Place

Kaiser Wil-Ham Statue

Bronze statue of a pig with a potato in its mouth
Kaiser Wil-Ham's name was chosen after a public naming contest and voting process.

Quick Facts
Location:
Friday Harbor, WA
This statue, of a Berkshire Boar with a potato in its mouth was created by sculptor Robert MacDonald. It commemorates the potato filching pig whose actions ignited The Pig War. On the morning of June 15, 1859, a Hudson’s Bay Company owned pig began rooting in the small farm plot of American farmer Lyman Cutlar. This had not been the first time an HBC pig had gotten into Cutlar’s crop, and in a fit of pique, Cutlar shot and killed the pig after a short chase. Though some chroniclers have claimed that the pig was a particularly prized animal, no evidence exists to suggest that it was unusual, but was instead just an ordinary Berkshire Boar.

Cutlar knew that he was in the wrong for killing this pig, because in 19th century farm culture it was farmer’s responsibility to prevent errant free-ranging livestock like pigs out of their property. To make amends, Cutlar visited the Belle Vue Sheep Farm and offered reparations to farm manager Charles Griffin. Griffin quoted the unquestionably outrageous price of $100 for the pig’s life, causing Cutlar to explode with anger. Cutlar’s actions had played into Griffin’s hands. Griffin had long been angered by the approximately 20 Americans who had recently been occupying his company’s sheepfolds and treating them as their personal farms. In the aftermath of the pig’s death, Griffin began exerting legal force to eject Cutlar and the other Americans who had moved onto San Juan Island in the past year.

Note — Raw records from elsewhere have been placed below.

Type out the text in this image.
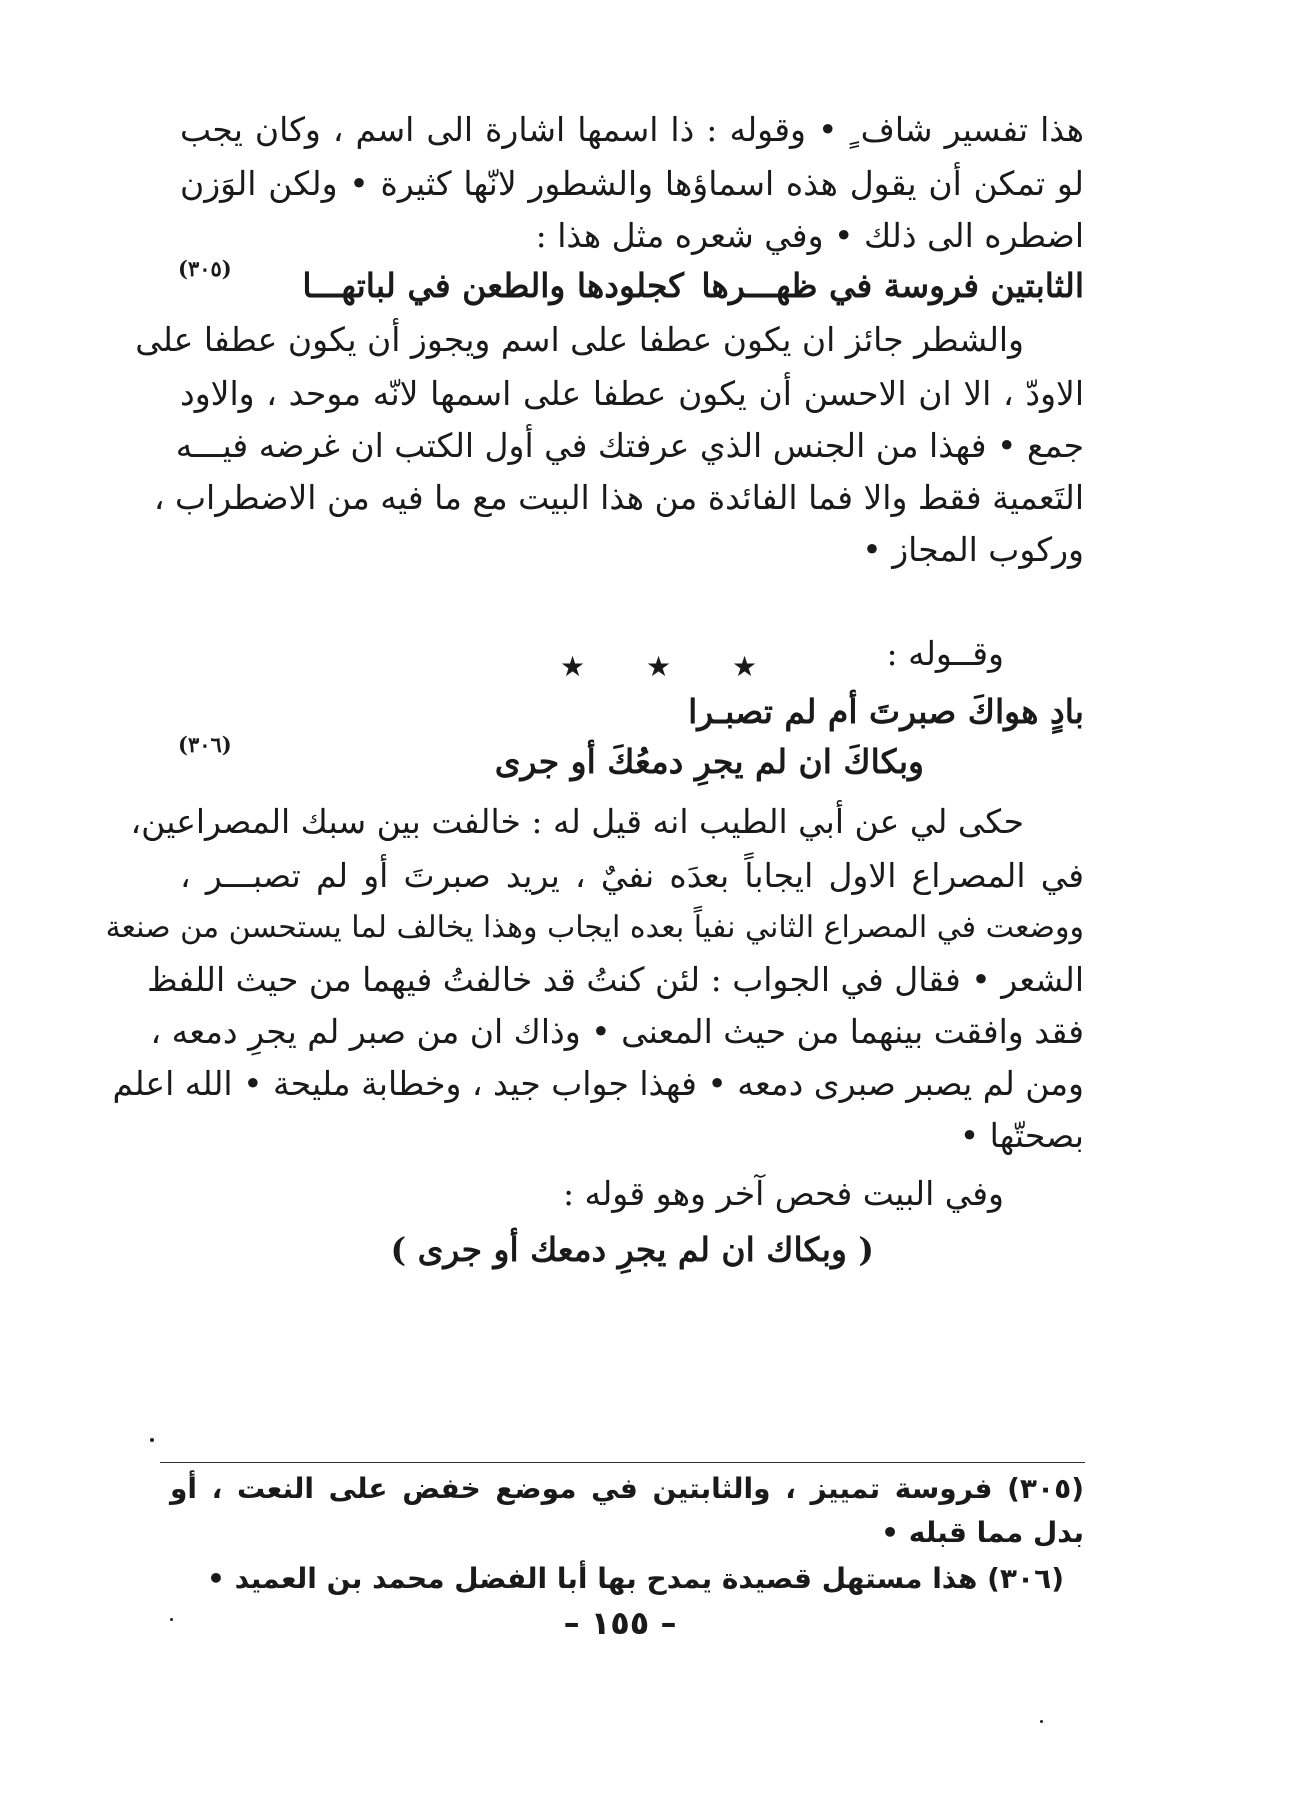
هذا تفسير شاف ٍ • وقوله : ذا اسمها اشارة الى اسم ، وكان يجب
لو تمكن أن يقول هذه اسماؤها والشطور لانّها كثيرة • ولكن الوَزن
اضطره الى ذلك • وفي شعره مثل هذا :
الثابتين فروسة في ظهـــرها
كجلودها والطعن في لباتهـــا
(٣٠٥)
والشطر جائز ان يكون عطفا على اسم ويجوز أن يكون عطفا على
الاودّ ، الا ان الاحسن أن يكون عطفا على اسمها لانّه موحد ، والاود
جمع • فهذا من الجنس الذي عرفتك في أول الكتب ان غرضه فيـــه
التَعمية فقط والا فما الفائدة من هذا البيت مع ما فيه من الاضطراب ،
وركوب المجاز •
★ ★ ★	وقــوله :
بادٍ هواكَ صبرتَ أم لم تصبـرا
وبكاكَ ان لم يجرِ دمعُكَ أو جرى
(٣٠٦)
حكى لي عن أبي الطيب انه قيل له : خالفت بين سبك المصراعين،
في المصراع الاول ايجاباً بعدَه نفيٌ ، يريد صبرتَ أو لم تصبـــر ،
ووضعت في المصراع الثاني نفياً بعده ايجاب وهذا يخالف لما يستحسن من صنعة
الشعر • فقال في الجواب : لئن كنتُ قد خالفتُ فيهما من حيث اللفظ
فقد وافقت بينهما من حيث المعنى • وذاك ان من صبر لم يجرِ دمعه ،
ومن لم يصبر صبرى دمعه • فهذا جواب جيد ، وخطابة مليحة • الله اعلم
بصحتّها •
وفي البيت فحص آخر وهو قوله :
( وبكاك ان لم يجرِ دمعك أو جرى )
(٣٠٥) فروسة تمييز ، والثابتين في موضع خفض على النعت ، أو
بدل مما قبله •
(٣٠٦) هذا مستهل قصيدة يمدح بها أبا الفضل محمد بن العميد •
– ١٥٥ –
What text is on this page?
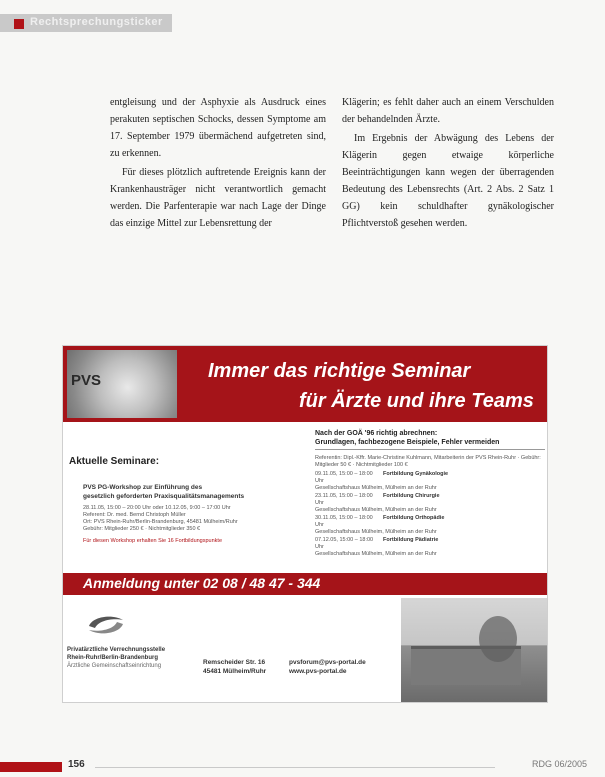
Rechtsprechungsticker

entgleisung und der Asphyxie als Ausdruck eines perakuten septischen Schocks, dessen Symptome am 17. September 1979 übermächend aufgetreten sind, zu erkennen.

Für dieses plötzlich auftretende Ereignis kann der Krankenhausträger nicht verantwortlich gemacht werden. Die Parfenterapie war nach Lage der Dinge das einzige Mittel zur Lebensrettung der

Klägerin; es fehlt daher auch an einem Verschulden der behandelnden Ärzte.

Im Ergebnis der Abwägung des Lebens der Klägerin gegen etwaige körperliche Beeinträchtigungen kann wegen der überragenden Bedeutung des Lebensrechts (Art. 2 Abs. 2 Satz 1 GG) kein schuldhafter gynäkologischer Pflichtverstoß gesehen werden.

PVS	Immer das richtige Seminar
für Ärzte und ihre Teams
Nach der GOÄ '96 richtig abrechnen:
Grundlagen, fachbezogene Beispiele, Fehler vermeiden
Referentin: Dipl.-Kffr. Marie-Christine Kuhlmann, Mitarbeiterin der PVS Rhein-Ruhr · Gebühr: Mitglieder 50 € · Nichtmitglieder 100 €
09.11.05, 15:00 – 18:00 Uhr
Fortbildung Gynäkologie
Gesellschaftshaus Mülheim, Mülheim an der Ruhr
23.11.05, 15:00 – 18:00 Uhr
Fortbildung Chirurgie
Gesellschaftshaus Mülheim, Mülheim an der Ruhr
30.11.05, 15:00 – 18:00 Uhr
Fortbildung Orthopädie
Gesellschaftshaus Mülheim, Mülheim an der Ruhr
07.12.05, 15:00 – 18:00 Uhr
Fortbildung Pädiatrie
Gesellschaftshaus Mülheim, Mülheim an der Ruhr
Aktuelle Seminare:
PVS PG-Workshop zur Einführung des
gesetzlich geforderten Praxisqualitätsmanagements
28.11.05, 15:00 – 20:00 Uhr oder 10.12.05, 9:00 – 17:00 Uhr
Referent: Dr. med. Bernd Christoph Müller
Ort: PVS Rhein-Ruhr/Berlin-Brandenburg, 45481 Mülheim/Ruhr
Gebühr: Mitglieder 250 € · Nichtmitglieder 350 €
Für diesen Workshop erhalten Sie 16 Fortbildungspunkte
Anmeldung unter 02 08 / 48 47 - 344
Privatärztliche Verrechnungsstelle
Rhein-Ruhr/Berlin-Brandenburg
Ärztliche Gemeinschaftseinrichtung	Remscheider Str. 16
45481 Mülheim/Ruhr
pvsforum@pvs-portal.de
www.pvs-portal.de
156	RDG 06/2005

American resistance to Griffin’s plans was far more vehement than he had anticipated. Not only did Cutlar threaten to use deadly force against any British official who trespassed on what he regarded as his land, but his friends reported the incident to American military officials. This report eventually made its way to General William Harney who deployed American forces onto San Juan Island on July 27, 2022, igniting the Pig War.

This statue’s name honors Kaiser Wilhelm I, the man whose actions eventually ended the boundary dispute on San Juan Island. Kaiser Wilhelm, the first emperor of Germany, a nation he played a leading role in creating, held arbitration hearings in Switzerland in 1871-72, which were designed to finally settle the disputed British-American international boundary in the San Juan Islands.

Three German legal experts listened to arguments and counter-arguments presented by American and British diplomats and attorneys over where the boundary should be. After months of hearings, two out of three experts voted for the American boundary claim and one argued that not enough information had been presented. The Kaiser decided that this was sufficient judgement to endorse the American boundary and on October 21, 1872 declared that the Haro Strait would be the international boundary making San Juan Island into U.S. Territory.